Dec 19th, 2013 by Jennifer Lynn
Of course, children have deep sentimental value to their parents and other loved ones. Their bright smiles, zany antics and boundless energy help endear them to practically everyone they meet, at least for a while. Nevertheless, the fact remains that since the decline of farms and the establishment of child labor laws, the earning potential of children has fallen nearly to zero. Most parents can tell you that children are poor investment tools as they cost much more than they could ever bring in, but not as many are sure if life insurance for children is a sound investment.
The answer under the typical circumstances is probably not. The primary purpose of life insurance is to replace the income lost by a departed member of a household, so unless you are the proud parent of a child actor or teenage pop star, life insurance is usually extraneous. Check out this link to find out about purchasing your own life insurance policy.
The secondary function, providing for funeral and burial costs, is also less than essential, as an overwhelming majority of children in developed countries are born in good health and live a fairly long time. In the unfortunate event that this is not the case, the financial reality is that household expenses actually decrease considerably, often leaving the family with adequate funds to cover final expenses.
There is some limited benefit to purchasing a life insurance policy for your child. An established policy as a child is guaranteed into adulthood, no matter what health issues may later arise. This makes it a good choice for families with a dubious medical history.
This kind of policy is also insulated against your child’s eventual life choices, so as an adult he or she can fly a helicopter, BASE jump or even smoke cigarettes without endangering the policy, a revelation which surely arrives as bittersweet relief for many parents. Many such policies even help generate money for college education, but the benefit of the arrangement pales in comparison to a dedicated college savings account such as a 529, so this benefit is far from a solely determining factor in the decision to purchase life insurance for your child.

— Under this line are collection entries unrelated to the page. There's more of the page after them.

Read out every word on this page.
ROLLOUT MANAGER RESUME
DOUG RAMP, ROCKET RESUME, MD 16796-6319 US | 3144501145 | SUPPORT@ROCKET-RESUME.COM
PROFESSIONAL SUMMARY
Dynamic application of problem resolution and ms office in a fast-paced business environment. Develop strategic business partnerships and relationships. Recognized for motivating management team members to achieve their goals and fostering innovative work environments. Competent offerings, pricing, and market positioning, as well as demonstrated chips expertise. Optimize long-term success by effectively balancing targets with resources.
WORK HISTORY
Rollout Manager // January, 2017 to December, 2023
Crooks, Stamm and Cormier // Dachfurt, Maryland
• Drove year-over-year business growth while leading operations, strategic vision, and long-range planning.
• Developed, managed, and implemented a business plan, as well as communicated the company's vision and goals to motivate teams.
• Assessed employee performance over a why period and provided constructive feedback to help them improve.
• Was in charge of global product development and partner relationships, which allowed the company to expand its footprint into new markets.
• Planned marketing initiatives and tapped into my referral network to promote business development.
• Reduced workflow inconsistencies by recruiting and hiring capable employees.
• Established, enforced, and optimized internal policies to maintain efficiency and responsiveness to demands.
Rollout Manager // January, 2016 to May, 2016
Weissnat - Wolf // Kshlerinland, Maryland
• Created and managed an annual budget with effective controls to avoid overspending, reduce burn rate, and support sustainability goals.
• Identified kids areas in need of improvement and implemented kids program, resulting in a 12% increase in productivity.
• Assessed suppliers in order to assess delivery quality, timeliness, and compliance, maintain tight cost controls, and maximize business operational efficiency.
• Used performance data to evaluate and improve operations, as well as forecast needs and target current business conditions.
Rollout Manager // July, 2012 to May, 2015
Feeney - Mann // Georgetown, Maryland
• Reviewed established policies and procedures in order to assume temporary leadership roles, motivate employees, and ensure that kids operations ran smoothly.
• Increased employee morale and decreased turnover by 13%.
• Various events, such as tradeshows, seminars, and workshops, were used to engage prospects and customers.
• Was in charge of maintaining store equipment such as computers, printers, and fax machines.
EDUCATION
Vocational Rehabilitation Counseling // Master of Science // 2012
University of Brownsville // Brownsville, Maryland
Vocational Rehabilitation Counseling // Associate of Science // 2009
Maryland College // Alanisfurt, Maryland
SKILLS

In the case of the unthinkable, life insurance for a child can be a helpful thing to have. An insurance policy payout can provide family members with time away from work while they work through the tragedy as well as counseling to help them come to terms with the loss. Some policies will even reimburse the family for educational costs such as student loans. In any event, the likelihood of having to rely on a policy for either purpose simply does not justify the expense for most considering a policy.
Shrewd financial minds can find added advantages in a life insurance policy. Many policies allow policyholders to borrow money from the cash value of the policy up to the amount paid in premiums tax-free for an emergency source of cash. These investment policies can accrue compound interest for the child’s entire life and have guaranteed cash value that is shielded against the fluctuations of the market, ensuring that a child so insured is not completely without worth.
A life insurance policy can also be controlled by the parents until the rights are transferred to the child, meaning that your freshly minted 18 year old can’t cash in the policy for a Mustang until you allow them to.
Acquiring a life insurance policy for your child is usually a well-intentioned effort, but largely unnecessary. For most children, the potential positive aspects of having a life insurance policy are severely outweighed by the investment necessary, and in many cases the resources can be used much more effectively. However, there are scenarios in which they can be useful, and they can also make an effective financial tool for an astute investor. If you are among the minority that find such a policy a suitable option, carefully compare providers and prices before making a decision in order to get the best possible deal for your individual situation and goals.